Екатерина Вторая и раскол в русской православной церкви
М. Уоллес
Со вступлением на престол Екатерины II, гордившейся дружбою с философами, для раскола настала новая эра. Императрица, проникнутая теми понятиями о веротерпимости, которые тогда были в ходу в Западной Европе, отменила различные ограничения прав, существовавшие для раскольников, и пригласила тех из них, которые бежали за границу, возвратиться на родину. Тысячи раскольников последовали этому призыву, и многие из них, скрывавшиеся до сих пор от глаз администрации, сделались богатыми и именитыми купцами. Те своеобразные религиозные общины с полумонашеским устройством, которые до сих пор существовали в лесах северных и западных областей, начали возникать в Москве и были официально признаны администрацией. В начале эти общины возникали в виде богаделен и приютов для больных, престарелых и убогих, но вскоре они превратились в настоящие монастыри, настоятели которых пользовались неопределенною духовною властью не только над лицами, жившими в стенах этих учреждений, но и над остальными членами секты, рассеянными по всему пространству империи.

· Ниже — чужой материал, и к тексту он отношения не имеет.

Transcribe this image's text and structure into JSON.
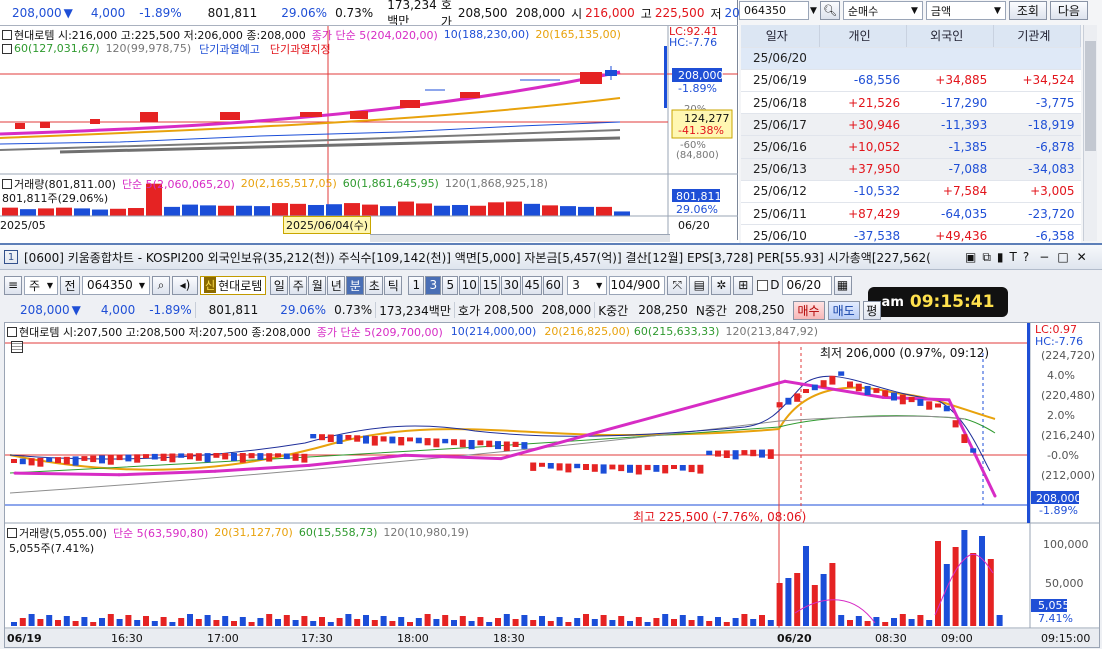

С этого времени и вплоть до настоящего царствования правительство придерживалось относительно раскола изменчивой политики, которая колебалась между полною терпимостью и строгими преследованиями. Надо, впрочем, сказать, что преследования никогда не отличались особенной выдержанностью и систематичностью. Главное внимание было обращено на внешность. Духовные власти не доискивались той ереси, которая могла скрываться в тайниках душевного убеждения, и снисходительно принимали за православного всякого, кто ежегодно являлся к исповеди и причастию и воздерживался от поступков, явно враждебных официальной церкви. Те из раскольников, которые соглашались на уступки этого рода, фактически были свободны от всяких преследований; для тех же, совесть которых не шла на подобные сделки, существовал другой, столь же удобный способ избегнуть преследований. Приходское духовенство, издавно привыкшее равнодушно относиться к духовным вопросам и смотреть на свои обязанности преимущественно с экономической точки зрения, относилось враждебно к расколу преимущественно потому, что он, уменьшая число прихожан, обращающихся за требами к духовенству, уменьшает и доходы последнего. Этот повод к враждебности раскольникам не трудно было устранить посредством небольшого денежного пожертвования, и таким образом между ними и приходским священником обыкновенно устанавливалось молчаливое соглашение, которым обе стороны оставались довольны. Священник получал свою плату совершенно так же, как если бы все его прихожане исповедовали православную веру, а прихожане пользовались свободой веровать и молиться по-своему. Этим грубым, но удобным способом на практике обеспечивалась значительная доля веротерпимости. Насколько подобные сделки имели благотворное нравственное влияние на приходское духовенство, это, конечно, другой вопрос.
По удовлетворении приходского священника оставалось еще удовлетворить полицию, которая равным образом взимала поборы с раскола; но тут переговоры обыкновенно не представляли никаких затруднений, так как обе стороны были заинтересованы в том, чтобы прийти к соглашению и жить в ладу друг с другом. Таким образом, положение раскольников фактически оставалось то же, как и при Петре: они платили известную подать, и за это их оставляли в покое, только деньги, уплачиваемые ими, шли не в государственное казначейство.
[…] Но хотя раскол и не представляет серьезной политической опасности, он все же не лишен политического значения. Он доказывает, что русский народ далеко не так податлив и инертен, как обыкновенно про него думают, и что он способен к пассивной стойкости там, где он считает наиболее существенные свои интересы затронутыми. Упорная энергия, которую он выказал в отстаивании своих религиозных убеждений в течение столетий, быть может со временем найдет себе применение и в сфере гражданских интересов.Россия. Е 2 т. СПб., 1881. Т. 2. С. 33-35, 52.